From the literary point alone this is an incredible book. If I had only one book to take to a deserted island, the Prabhavananda/Isherwood translation would be the book to take.
Anonymous Feb 28, 2010
  The Prabhavananda/ Isherwood translation is one you can read again and again, as one should a spiritual book. It's that good.

Anonymous Oct 29, 2010
  The translation is seamless and message sublime. A wonderful introduction to Hindu philosophy, and the concepts of karma yoga, and other paths to enlightenment.
Anonymous Feb 10, 2010
  I purchased a number of copies to distribute to my 20-something children and relatives for Xmas with the gentle suggestion that at some point in your life you must read this (including Huxley's introduction). I do not exaggerate when I say I first read this in college 40 years ago and I've never been the same since.
Anil Bakshi Milford Oh US May 24, 2008
  The introduction by Aldous Huxley is a very fine preamble to understand a few terms of nature, cosmos in Indian context that have no equivalent in English, hence these have been used as it is. Here this preamble is very valuable to get a feel of the philosophy in its best context.
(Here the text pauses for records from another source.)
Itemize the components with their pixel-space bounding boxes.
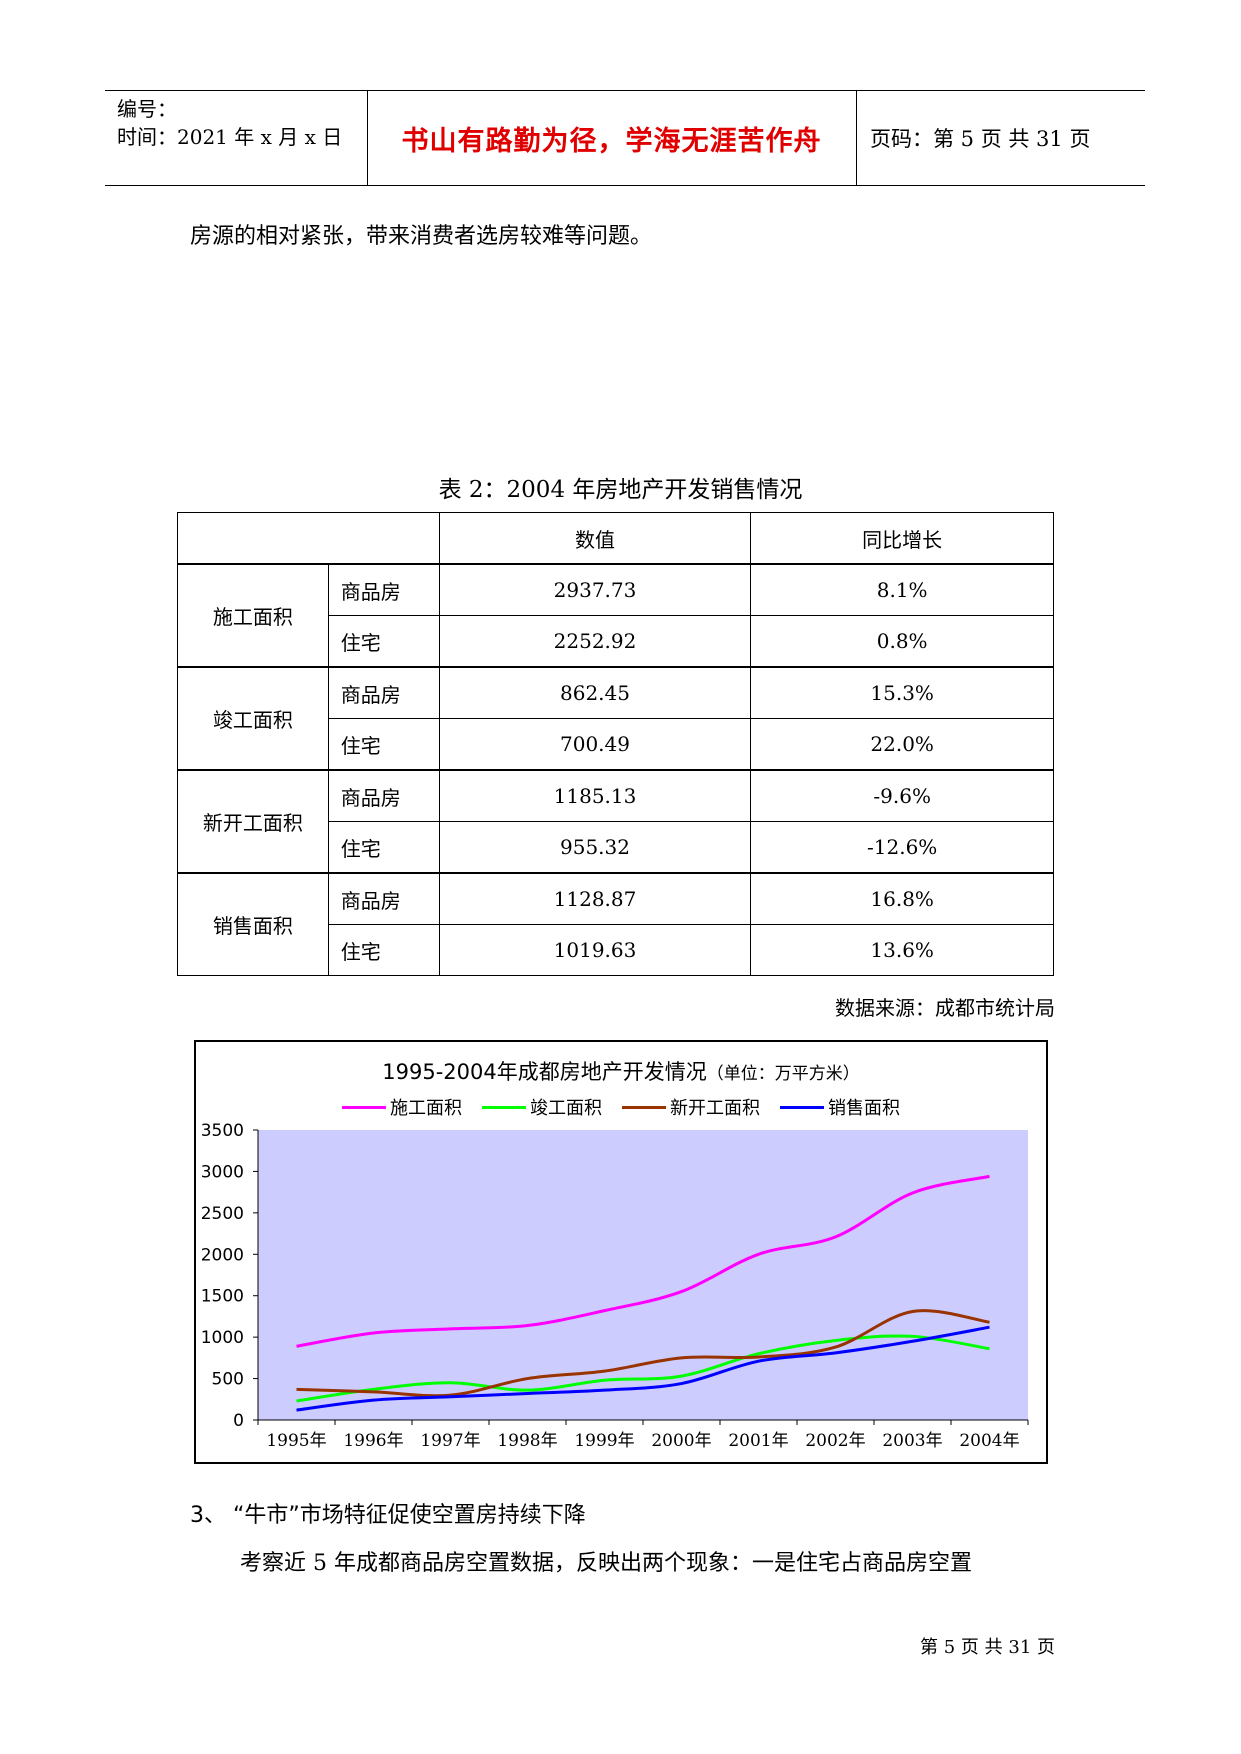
legend-label: 竣工面积 <box>530 1098 602 1119</box>
x-tick-label: 2001年 <box>728 1431 788 1451</box>
x-tick-label: 2000年 <box>651 1431 711 1451</box>
header-value: 数值 <box>438 512 752 565</box>
row-growth: -9.6% <box>750 769 1054 822</box>
page-info: 页码：第 5 页 共 31 页 <box>870 127 1091 151</box>
x-tick-label: 1998年 <box>497 1431 557 1451</box>
y-tick-label: 1000 <box>201 1328 244 1348</box>
table-caption: 表 2：2004 年房地产开发销售情况 <box>438 477 803 503</box>
page-header: 编号： 时间：2021 年 x 月 x 日 书山有路勤为径，学海无涯苦作舟 页码… <box>105 90 1145 186</box>
table-header-row: 数值 同比增长 <box>177 512 1054 565</box>
row-growth: 15.3% <box>750 666 1054 719</box>
header-left-cell: 编号： 时间：2021 年 x 月 x 日 <box>105 91 368 185</box>
row-type: 商品房 <box>327 872 440 925</box>
row-value: 1185.13 <box>438 769 752 822</box>
row-type: 住宅 <box>327 821 440 874</box>
line-chart: 0 500 1000 1500 2000 2500 3000 3500 1995年 1996年 19… <box>194 1040 1048 1464</box>
x-tick-label: 2002年 <box>805 1431 865 1451</box>
group-name: 销售面积 <box>177 872 329 976</box>
section-paragraph: 考察近 5 年成都商品房空置数据，反映出两个现象：一是住宅占商品房空置 <box>240 1551 972 1576</box>
page-footer: 第 5 页 共 31 页 <box>920 1637 1055 1658</box>
header-right-cell: 页码：第 5 页 共 31 页 <box>856 91 1145 185</box>
table-row: 住宅 1019.63 13.6% <box>178 924 1054 976</box>
row-type: 商品房 <box>327 666 440 719</box>
legend-item: 竣工面积 <box>482 1094 602 1120</box>
chart-legend: 施工面积 竣工面积 新开工面积 销售面积 <box>196 1094 1046 1120</box>
legend-swatch <box>482 1105 526 1109</box>
row-growth: 22.0% <box>750 718 1054 771</box>
series-line <box>296 1325 990 1412</box>
table-row: 竣工面积 商品房 862.45 15.3% <box>177 666 1054 771</box>
group-name: 施工面积 <box>177 563 329 668</box>
intro-paragraph: 房源的相对紧张，带来消费者选房较难等问题。 <box>190 224 653 249</box>
plot-area <box>258 1130 1028 1420</box>
group-name: 新开工面积 <box>177 769 329 874</box>
legend-swatch <box>780 1105 824 1109</box>
table-row: 住宅 2252.92 0.8% <box>178 615 1054 668</box>
chart-unit: （单位：万平方米） <box>706 1064 860 1084</box>
group-name: 竣工面积 <box>177 666 329 771</box>
chart-title: 1995-2004年成都房地产开发情况（单位：万平方米） <box>196 1056 1046 1086</box>
table-row: 施工面积 商品房 2937.73 8.1% <box>177 563 1054 668</box>
row-growth: -12.6% <box>750 821 1054 874</box>
y-tick-label: 2000 <box>201 1245 244 1265</box>
y-tick-label: 0 <box>233 1411 244 1431</box>
x-tick-label: 1995年 <box>266 1431 326 1451</box>
row-value: 862.45 <box>438 666 752 719</box>
table-row: 销售面积 商品房 1128.87 16.8% <box>177 872 1054 976</box>
number-label: 编号： <box>117 97 177 121</box>
legend-swatch <box>342 1105 386 1109</box>
legend-label: 施工面积 <box>390 1098 462 1119</box>
data-source: 数据来源：成都市统计局 <box>835 996 1055 1020</box>
header-growth: 同比增长 <box>750 512 1054 565</box>
row-growth: 8.1% <box>750 563 1054 616</box>
legend-label: 新开工面积 <box>670 1098 760 1119</box>
row-value: 2937.73 <box>438 563 752 616</box>
row-growth: 13.6% <box>750 924 1054 976</box>
chart-title-text: 1995-2004年成都房地产开发情况 <box>382 1060 707 1084</box>
row-type: 住宅 <box>327 718 440 771</box>
y-tick-label: 3000 <box>201 1162 244 1182</box>
x-tick-label: 1999年 <box>574 1431 634 1451</box>
row-growth: 16.8% <box>750 872 1054 925</box>
section-heading: 3、 “牛市”市场特征促使空置房持续下降 <box>190 1503 586 1528</box>
row-value: 955.32 <box>438 821 752 874</box>
series-line <box>296 1309 990 1398</box>
x-tick-label: 1997年 <box>420 1431 480 1451</box>
series-line <box>296 1174 990 1348</box>
table-row: 新开工面积 商品房 1185.13 -9.6% <box>177 769 1054 874</box>
time-label: 时间：2021 年 x 月 x 日 <box>117 125 343 149</box>
y-tick-label: 1500 <box>201 1287 244 1307</box>
row-type: 商品房 <box>327 769 440 822</box>
series-line <box>296 1334 990 1403</box>
x-tick-label: 1996年 <box>343 1431 403 1451</box>
legend-item: 施工面积 <box>342 1094 462 1120</box>
data-table: 数值 同比增长 施工面积 商品房 2937.73 8.1% 住宅 2252.92… <box>177 512 1054 976</box>
row-type: 住宅 <box>327 615 440 668</box>
header-motto-cell: 书山有路勤为径，学海无涯苦作舟 <box>367 91 857 185</box>
x-tick-label: 2003年 <box>882 1431 942 1451</box>
row-type: 住宅 <box>327 924 440 976</box>
y-tick-label: 2500 <box>201 1204 244 1224</box>
x-tick-label: 2004年 <box>959 1431 1019 1451</box>
y-tick-label: 500 <box>212 1370 244 1390</box>
legend-swatch <box>622 1105 666 1109</box>
legend-item: 销售面积 <box>780 1094 900 1120</box>
motto: 书山有路勤为径，学海无涯苦作舟 <box>401 126 822 157</box>
row-type: 商品房 <box>327 563 440 616</box>
legend-item: 新开工面积 <box>622 1094 760 1120</box>
table-corner-cell <box>177 512 440 565</box>
row-value: 1128.87 <box>438 872 752 925</box>
table-row: 住宅 955.32 -12.6% <box>178 821 1054 874</box>
row-value: 2252.92 <box>438 615 752 668</box>
row-value: 700.49 <box>438 718 752 771</box>
row-growth: 0.8% <box>750 615 1054 668</box>
y-tick-label: 3500 <box>201 1121 244 1141</box>
legend-label: 销售面积 <box>828 1098 900 1119</box>
row-value: 1019.63 <box>438 924 752 976</box>
chart-plot: 0 500 1000 1500 2000 2500 3000 3500 1995年 1996年 19… <box>201 1121 1029 1451</box>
The Swami and Christopher Isherwood have chosen rhyme and blank verse to share exactly what is the purport. There are no lofty sermons, no exalted, long winded interpretations. These have been left for the reader to delve deep. Very exact, focused, extremely relevant translation in simple English for a house holder, family persons, young and uninitiated. The aim of the translators has been to share the Song of God as it is. They have not interposed themselves between the message and the reader.

In few pages, that can be carried in a pocket, hats off to Swami Prabhavananda and Christopher Isherwood for this work done decades ago. They have kept it simple, readable, direct. It makes an immensely intense reading, takes minimum effort in reaching our thought process and daily transactions.

A must read for all, the book speaks of a universal theme of duty, right, wrong, and can be read by all.